We loved the game because of the greats, the legends that represented it. We adored Sachin or Lara because they excelled against the greats like McGrath, Akram, Ambrose, Warne, Murali, Donald and many others in demanding conditions. Sachin and Lara would have been inspired by Gavaskar and Richards and likewise the bowlers too had many to get inspired from. Without a great bowler, how would have we known the greatness of Sachin or Lara? The quality of bowling has come down from what it used to be and while youngsters can look up to a Kohli, ABD, Smith or Kane, there aren’t that many bowlers they can get inspired from now.
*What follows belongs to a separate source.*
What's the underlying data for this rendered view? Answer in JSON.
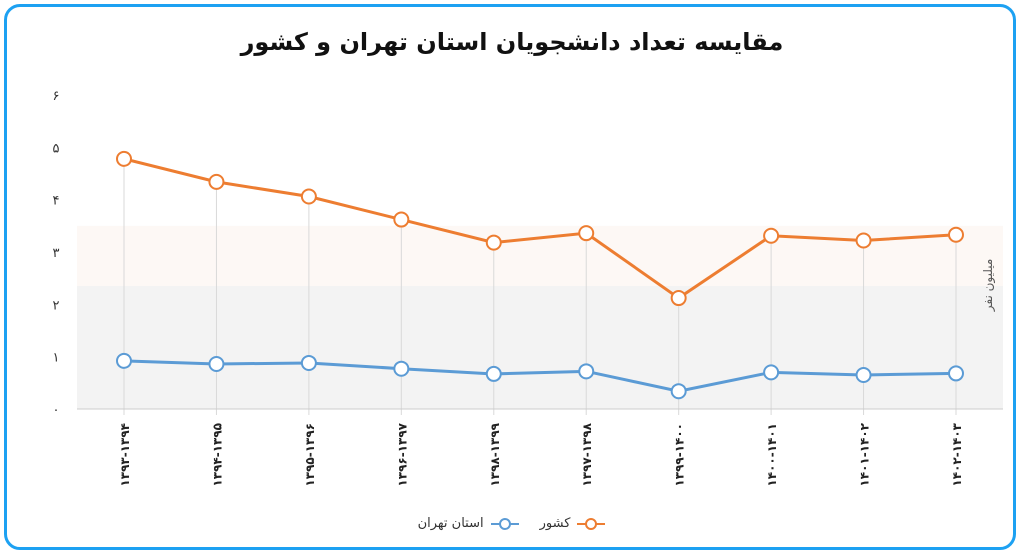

People who have been following Cricket for a long time clearly understands the difference between the older and newer generation of cricketers, the quality of attack, the venomous pitches, that the Richards, Sachin, Lara had to encounter.

Growing up, most would dream of becoming a Sachin or in this era, a Kohli and very few would want to emulate a Kumble, Warne or Bumrah. Everyone would remember how many centuries Sachin has, his highest score, the sand storm innings, but how many would have echoed the same excitement for a Kumble’s 10 wicket haul against Pakistan or a Vaas single-handedly decimating Zimbabwe by picking 8 wickets for just 19 runs?

For me, bowlers, especially fast bowlers are the unsung heroes of Cricket. The rigours, stresses that the fast bowlers put on their body, day in-day out to turn around and front up is special. They know what it takes to bowl a five or six over spell at full pace, 3-4 spells a day for two innings in a test match and contribute in the field.

Let’s understand that Cricket got famous because of the greats that played the game, the skills involved in all the facets making it an even and exciting contest. The Kohli’s, Smith’s, got inspired and they need to be challenged to inspire the next crop or else, the contest will continue to be more one-sided, people will hardly want to be bowlers and the game will take a beating. The T20, IPL, BBL, the glory, million dollar bucks all came from the exciting competitive game of Cricket. People are trying to cash in on the success of this game and ignoring how the game was a success in the first place. Somewhere in all these, the true essence of cricket is getting lost. We often hear ‘The benefit of the doubt should go to the batsmen – Yes, but for the game to survive, to be a timeless entertainer, the benefit of the game should be more balanced.